Review by Scott Weinberg | posted February 25, 2006 | E-mail the Author
The Movie

It's not just that The Crazysitter is a terribly made and entirely laugh-free "family comedy" that features a whole lot of inappropriate schtick and looks like it was made over the course of three lazy afternoons in between repeated viewings of Home Alone and Full House reruns. It's that this keeningly terrible flick features a half-dozen performers who, given the right material, can be really quite excellent. This movie feels like a character actor garage sale, and as you pick through the merchandise, all you'll feel is an unhealthy dose of humiliation for all involved parties.

Ed Begley Jr. and Carol Kane play a pair of snooty and inattentive parents who have two blonde terrors. The little boy and girl do all sorts of terrible things, and when they plant firecrackers inside of a birthday cake, the most recent nanny heads for the hills.

Fortunately here comes Edie, a brassy ex-con who cares nothing for children, but digs the idea of a job in which she can laze around the house all day like a beer-swilling slug. So through a series of outlandishly moronic contrivances, the parents hire Edie, head overseas, and leave the grating harlot in charge of the two blonde terrors.

So far it sounds precisely like the terrible comedy you'd expect, right? Well, then wait till you get a load of the actual "plot" of The Crazysitter: Edie hatches a plan to "sell" the two kids to the highest bidder, which affords the viewer numerous scenes in which prospective "buyers" are horrified by the kids' behavior, thereby prompting Edie to somehow grow half a heart and...

Ugh, I can't even continue. This thing is so bad it makes the Beethoven sequels look like the Beethoven symphonies.

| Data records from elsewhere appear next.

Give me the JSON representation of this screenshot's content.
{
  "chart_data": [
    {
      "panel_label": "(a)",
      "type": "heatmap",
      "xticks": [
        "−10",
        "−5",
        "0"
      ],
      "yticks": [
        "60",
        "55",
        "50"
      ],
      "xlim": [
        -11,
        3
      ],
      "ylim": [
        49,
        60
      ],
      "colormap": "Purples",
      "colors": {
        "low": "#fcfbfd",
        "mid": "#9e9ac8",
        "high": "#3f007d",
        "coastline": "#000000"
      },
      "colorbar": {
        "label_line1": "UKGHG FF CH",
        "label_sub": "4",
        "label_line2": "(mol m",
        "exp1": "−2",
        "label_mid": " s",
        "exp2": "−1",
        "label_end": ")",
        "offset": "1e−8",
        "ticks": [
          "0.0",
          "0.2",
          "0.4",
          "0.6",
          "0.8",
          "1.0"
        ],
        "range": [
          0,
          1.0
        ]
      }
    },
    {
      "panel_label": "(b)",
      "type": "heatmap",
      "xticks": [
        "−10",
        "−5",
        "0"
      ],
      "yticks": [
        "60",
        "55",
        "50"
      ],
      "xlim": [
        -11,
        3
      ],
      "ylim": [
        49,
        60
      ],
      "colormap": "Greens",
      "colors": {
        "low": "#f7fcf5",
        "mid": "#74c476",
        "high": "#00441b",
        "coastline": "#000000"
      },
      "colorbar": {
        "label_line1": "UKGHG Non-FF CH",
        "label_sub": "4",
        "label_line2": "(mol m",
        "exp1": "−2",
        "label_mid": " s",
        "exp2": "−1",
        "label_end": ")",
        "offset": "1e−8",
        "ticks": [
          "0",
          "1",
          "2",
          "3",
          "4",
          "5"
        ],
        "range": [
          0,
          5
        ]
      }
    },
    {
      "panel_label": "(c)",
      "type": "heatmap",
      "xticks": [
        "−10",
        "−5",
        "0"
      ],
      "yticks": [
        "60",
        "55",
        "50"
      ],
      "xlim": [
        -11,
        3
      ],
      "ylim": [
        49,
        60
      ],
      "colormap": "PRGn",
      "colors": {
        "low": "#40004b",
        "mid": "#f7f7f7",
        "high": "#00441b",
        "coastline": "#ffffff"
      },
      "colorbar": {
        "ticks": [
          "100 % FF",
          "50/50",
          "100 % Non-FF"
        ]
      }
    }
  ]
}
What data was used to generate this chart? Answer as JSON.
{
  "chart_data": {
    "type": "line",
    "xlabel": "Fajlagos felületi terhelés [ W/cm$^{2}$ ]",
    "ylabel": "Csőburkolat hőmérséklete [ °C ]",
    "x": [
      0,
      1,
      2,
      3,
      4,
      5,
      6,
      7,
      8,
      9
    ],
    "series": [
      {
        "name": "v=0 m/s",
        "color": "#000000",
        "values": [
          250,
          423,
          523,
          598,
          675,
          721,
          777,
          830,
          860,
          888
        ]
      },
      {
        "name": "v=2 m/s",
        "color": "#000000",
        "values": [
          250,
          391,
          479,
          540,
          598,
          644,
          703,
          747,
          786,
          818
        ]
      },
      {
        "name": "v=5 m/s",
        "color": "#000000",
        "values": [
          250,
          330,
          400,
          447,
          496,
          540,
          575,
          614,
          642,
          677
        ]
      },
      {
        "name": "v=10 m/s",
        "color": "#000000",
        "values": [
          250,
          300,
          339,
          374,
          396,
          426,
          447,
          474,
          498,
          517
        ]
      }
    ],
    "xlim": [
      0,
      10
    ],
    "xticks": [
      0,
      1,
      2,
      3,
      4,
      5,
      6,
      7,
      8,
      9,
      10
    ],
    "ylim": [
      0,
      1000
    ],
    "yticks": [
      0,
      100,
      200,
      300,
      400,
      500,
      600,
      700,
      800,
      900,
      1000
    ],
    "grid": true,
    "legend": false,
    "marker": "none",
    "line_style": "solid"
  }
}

Wandering through the low-budget dreck you'll find Phil Hartman as a creepy salesman, Lisa Kudrow as a ditzy talk-show host, Bill Schilling as a child-absuing doctor, Steve Landesberg (?!) as a detective, and Nell Carter as a singing jail warden. Were The Crazysitter even remotely amusing (even by accident) we might have a surreal cult classic of the wackiest variety, but no. The humor os forced and desperate, the acting is outright terrible, and the forced sentimentality that dares to poke its head up during the final frames ... shameless.

The DVD

Video: Yet another Corman/Dinsey full-screened and shoddily framed eyesore.

Audio: Dolby Digital 2.0 Stereo. Much of the flick sounds like it was recorded via answering machine.

Extras

A few cast & crew biographies and some trailers for The Crazysitter, No Dessert Dad, Invisible Mom, and The Kid with X-Ray Eyes.

Final Thoughts

Long before he was a MADtv favorite, Michael McDonald churned out some questionable fare for the Corman Machine. McDonald's Welcome to Planet Earth is a surprisingly funny little oddball flick; The Crazysitter is eleven kinds of cinematic torture rolled up into one 90-minute migraine.